Russia's population has been plummeting for almost a
decade, due to a post-Soviet cocktail of bad news:
spiralling poverty, disease, pollution, accidents,
alcoholism, war and political instability.

As the former Soviet healthcare system collapsed,
Russia was hit by new epidemics such as AIDS and
drug-resistant tuberculosis, and saw the return of old
diseases such as cholera, typhus and diphtheria.
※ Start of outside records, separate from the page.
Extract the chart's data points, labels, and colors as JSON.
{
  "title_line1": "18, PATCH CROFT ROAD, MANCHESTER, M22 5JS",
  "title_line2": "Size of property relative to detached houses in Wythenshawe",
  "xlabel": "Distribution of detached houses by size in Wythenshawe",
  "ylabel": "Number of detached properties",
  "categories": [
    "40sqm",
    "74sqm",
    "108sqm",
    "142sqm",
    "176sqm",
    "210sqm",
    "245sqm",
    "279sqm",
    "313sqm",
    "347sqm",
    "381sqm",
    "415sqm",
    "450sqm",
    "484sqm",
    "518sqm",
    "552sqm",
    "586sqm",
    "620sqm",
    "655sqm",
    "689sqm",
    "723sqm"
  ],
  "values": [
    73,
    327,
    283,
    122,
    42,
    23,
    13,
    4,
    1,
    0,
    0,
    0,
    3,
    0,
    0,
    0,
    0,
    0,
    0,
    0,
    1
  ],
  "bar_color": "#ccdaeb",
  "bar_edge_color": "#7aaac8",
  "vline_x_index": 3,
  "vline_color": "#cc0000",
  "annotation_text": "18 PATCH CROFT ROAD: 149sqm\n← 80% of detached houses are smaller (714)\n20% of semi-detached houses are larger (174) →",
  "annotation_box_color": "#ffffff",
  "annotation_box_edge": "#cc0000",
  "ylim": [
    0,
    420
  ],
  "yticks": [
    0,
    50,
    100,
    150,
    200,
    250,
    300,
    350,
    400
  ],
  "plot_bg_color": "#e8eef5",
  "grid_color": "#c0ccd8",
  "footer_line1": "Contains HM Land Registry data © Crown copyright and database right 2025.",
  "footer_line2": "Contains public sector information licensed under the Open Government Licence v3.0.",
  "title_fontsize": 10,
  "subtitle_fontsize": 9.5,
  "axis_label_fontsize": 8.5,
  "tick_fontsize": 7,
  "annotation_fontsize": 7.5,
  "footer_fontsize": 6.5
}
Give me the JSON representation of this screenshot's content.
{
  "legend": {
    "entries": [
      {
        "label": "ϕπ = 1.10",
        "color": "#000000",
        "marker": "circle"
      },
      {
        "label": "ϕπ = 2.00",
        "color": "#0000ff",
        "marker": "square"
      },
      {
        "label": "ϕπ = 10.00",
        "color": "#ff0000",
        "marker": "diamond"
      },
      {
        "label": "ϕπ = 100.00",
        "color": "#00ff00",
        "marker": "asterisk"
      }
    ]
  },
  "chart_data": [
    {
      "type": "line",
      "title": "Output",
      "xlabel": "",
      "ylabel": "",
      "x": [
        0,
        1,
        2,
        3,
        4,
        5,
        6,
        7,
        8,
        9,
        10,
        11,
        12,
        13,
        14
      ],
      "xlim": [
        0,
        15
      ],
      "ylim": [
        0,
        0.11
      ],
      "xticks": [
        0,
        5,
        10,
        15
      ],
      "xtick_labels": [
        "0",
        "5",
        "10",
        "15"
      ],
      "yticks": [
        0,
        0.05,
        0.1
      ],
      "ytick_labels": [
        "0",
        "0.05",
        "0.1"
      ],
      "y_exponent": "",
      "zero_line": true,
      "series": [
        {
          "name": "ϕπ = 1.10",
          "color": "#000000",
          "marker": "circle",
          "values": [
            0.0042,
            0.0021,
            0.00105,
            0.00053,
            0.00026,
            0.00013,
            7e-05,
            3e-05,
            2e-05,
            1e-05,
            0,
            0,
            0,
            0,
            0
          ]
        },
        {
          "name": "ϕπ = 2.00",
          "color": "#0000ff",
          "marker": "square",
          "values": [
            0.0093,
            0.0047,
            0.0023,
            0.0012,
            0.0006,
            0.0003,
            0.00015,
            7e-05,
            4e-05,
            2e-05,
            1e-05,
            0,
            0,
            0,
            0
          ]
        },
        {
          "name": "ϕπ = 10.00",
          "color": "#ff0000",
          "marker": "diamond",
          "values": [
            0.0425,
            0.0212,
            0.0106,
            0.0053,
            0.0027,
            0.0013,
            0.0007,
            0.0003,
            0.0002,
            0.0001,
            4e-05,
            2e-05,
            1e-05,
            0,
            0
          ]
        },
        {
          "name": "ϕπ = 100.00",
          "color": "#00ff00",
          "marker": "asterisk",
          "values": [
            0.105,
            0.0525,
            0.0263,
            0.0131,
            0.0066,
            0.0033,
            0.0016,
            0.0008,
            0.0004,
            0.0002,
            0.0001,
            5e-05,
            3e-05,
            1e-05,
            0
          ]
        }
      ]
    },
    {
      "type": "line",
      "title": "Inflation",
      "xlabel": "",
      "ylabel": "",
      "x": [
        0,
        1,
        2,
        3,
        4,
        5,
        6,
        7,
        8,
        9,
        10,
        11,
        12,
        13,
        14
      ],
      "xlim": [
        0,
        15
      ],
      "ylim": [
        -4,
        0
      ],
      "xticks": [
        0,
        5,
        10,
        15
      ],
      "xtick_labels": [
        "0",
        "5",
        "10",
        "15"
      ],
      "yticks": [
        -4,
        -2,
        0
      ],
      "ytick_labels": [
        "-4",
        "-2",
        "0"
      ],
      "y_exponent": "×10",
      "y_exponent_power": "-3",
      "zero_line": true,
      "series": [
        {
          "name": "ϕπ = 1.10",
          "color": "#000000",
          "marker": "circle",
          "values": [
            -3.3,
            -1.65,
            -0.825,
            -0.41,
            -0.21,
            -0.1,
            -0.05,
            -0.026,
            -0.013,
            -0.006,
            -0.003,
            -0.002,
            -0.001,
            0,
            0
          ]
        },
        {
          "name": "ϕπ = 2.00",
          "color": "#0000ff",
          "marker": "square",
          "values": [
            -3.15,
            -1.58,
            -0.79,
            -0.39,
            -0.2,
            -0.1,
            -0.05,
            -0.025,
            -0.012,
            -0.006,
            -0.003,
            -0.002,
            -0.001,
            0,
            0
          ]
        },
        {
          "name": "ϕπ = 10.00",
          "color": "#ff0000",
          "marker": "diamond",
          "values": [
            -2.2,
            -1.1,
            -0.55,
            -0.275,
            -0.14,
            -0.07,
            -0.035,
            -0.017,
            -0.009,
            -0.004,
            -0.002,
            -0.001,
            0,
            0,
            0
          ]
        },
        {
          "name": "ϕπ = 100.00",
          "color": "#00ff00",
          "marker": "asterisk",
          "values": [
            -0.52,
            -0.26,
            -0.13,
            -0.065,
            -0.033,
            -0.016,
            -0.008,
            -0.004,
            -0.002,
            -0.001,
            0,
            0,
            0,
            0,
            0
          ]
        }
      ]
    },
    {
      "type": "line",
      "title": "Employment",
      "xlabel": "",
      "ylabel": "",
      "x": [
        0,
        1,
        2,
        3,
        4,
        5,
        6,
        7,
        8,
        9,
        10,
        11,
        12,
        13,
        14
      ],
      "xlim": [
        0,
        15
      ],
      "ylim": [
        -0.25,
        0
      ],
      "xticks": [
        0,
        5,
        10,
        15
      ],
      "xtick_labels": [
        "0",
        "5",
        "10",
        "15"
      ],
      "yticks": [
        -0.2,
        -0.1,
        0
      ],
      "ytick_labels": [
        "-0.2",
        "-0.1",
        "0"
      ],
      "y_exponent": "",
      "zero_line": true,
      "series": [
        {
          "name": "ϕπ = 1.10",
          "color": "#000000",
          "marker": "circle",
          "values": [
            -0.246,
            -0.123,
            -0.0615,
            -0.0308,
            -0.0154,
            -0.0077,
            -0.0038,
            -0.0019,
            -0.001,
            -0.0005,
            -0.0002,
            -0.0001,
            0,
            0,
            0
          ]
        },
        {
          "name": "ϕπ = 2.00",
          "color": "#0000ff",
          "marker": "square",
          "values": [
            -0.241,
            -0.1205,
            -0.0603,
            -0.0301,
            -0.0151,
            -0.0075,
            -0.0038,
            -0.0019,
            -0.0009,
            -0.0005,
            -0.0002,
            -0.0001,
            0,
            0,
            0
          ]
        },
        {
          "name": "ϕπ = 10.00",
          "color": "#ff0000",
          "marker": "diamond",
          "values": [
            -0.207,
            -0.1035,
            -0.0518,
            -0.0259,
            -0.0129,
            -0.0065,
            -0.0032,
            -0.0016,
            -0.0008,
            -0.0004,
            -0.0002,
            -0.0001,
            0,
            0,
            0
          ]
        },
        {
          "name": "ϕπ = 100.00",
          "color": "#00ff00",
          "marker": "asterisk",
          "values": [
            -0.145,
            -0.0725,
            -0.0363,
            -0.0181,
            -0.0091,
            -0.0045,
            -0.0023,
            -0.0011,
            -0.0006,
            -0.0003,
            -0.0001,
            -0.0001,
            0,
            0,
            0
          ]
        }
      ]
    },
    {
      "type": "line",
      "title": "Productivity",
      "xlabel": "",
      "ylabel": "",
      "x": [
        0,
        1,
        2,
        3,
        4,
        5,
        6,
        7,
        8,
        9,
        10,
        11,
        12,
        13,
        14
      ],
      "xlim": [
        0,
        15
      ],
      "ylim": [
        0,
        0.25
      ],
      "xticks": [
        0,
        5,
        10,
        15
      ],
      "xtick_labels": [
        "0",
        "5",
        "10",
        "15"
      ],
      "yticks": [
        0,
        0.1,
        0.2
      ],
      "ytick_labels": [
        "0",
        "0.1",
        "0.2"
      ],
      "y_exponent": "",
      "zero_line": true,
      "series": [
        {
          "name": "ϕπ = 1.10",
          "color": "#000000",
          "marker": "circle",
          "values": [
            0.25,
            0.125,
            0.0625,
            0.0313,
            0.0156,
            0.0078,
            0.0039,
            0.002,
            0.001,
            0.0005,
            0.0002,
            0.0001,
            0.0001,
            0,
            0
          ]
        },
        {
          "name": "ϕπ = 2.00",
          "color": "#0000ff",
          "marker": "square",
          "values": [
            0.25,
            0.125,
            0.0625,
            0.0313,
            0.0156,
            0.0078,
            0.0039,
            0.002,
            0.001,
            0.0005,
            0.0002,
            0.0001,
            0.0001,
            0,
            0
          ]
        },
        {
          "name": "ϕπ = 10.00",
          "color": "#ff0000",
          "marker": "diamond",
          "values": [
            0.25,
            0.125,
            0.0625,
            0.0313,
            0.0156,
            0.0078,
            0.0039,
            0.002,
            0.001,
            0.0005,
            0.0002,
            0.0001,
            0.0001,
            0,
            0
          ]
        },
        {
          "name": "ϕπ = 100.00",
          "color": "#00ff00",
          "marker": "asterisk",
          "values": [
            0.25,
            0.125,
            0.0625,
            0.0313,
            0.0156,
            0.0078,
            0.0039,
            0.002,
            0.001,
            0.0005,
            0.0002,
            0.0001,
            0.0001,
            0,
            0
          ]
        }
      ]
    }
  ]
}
Alcoholism has skyrocketed. Nearly 35,000 Russians die
of alcohol poisoning every year, compared to 300 in
the United States. "People are in a bad mood, and only
thinking of survival," says Vladimir Petukhov, an
analyst with the Institute of Social and National
Problems in Moscow. "Health indicators are dropping.
Few want to bring children into this."

The past year saw the biggest drop yet, according to a
new report from the State Statistics Committee. Deaths
outnumbered births in 1999 by 784,000, or half a
percentage point.

In the past 8 years, Russia's population has shrunk by
2.8 million, or more than two per cent, and now stands
at 145.6 million people. Projections suggest there
will be as few as 130 million Russians by 2020 if the
trend continues.

"The implications of this are catastrophic," says
Yevgeny Zhilinsky, a demographer with the Institute of
Population Economics in Moscow. "The population of
Asia is growing rapidly, while Russia's huge territory
is becoming depopulated."

Russian women currently have an average of just 1.3
children each, far below the 2.1 kids per woman that
would be needed to maintain the present population.
Six of every 10 Russian marriages end in divorce, one
of the world's highest rates.

Experts say Russian women, who are well-educated and
emancipated from tradition, are following their
Western sisters in putting off childbirth into their
thirties and then having fewer offspring.

"We have this crushing paradox of First World family
attitudes combined with Third World economic
conditions, which is creating a terrible squeeze,"
says Mr Petukhov.

There are now three Russians of working age for each
pensioner, but experts say that figure could be
reversed within 50 years. "Already there are labour
shortages in some areas," says Mr Zhilinsky. "And this
is happening in an economy that's in deep recession".

Russian nationalists have been sounding the alarm for
years, and warning that world's largest country may be
unable to defend its vast empty spaces if it does not
start raising new generations of soldiers.

Murray Feshbach, one of the world's leading experts in
Russian demography, warned in a recent conference that
the population crisis could make Russians more
dangerous to themselves and the world.

"They might follow a leader who would be more prone to
use nuclear weapons to redress the lack of
conventional resources," he said. "Russians may feel
they're all going to die anyway, so what's to lose?"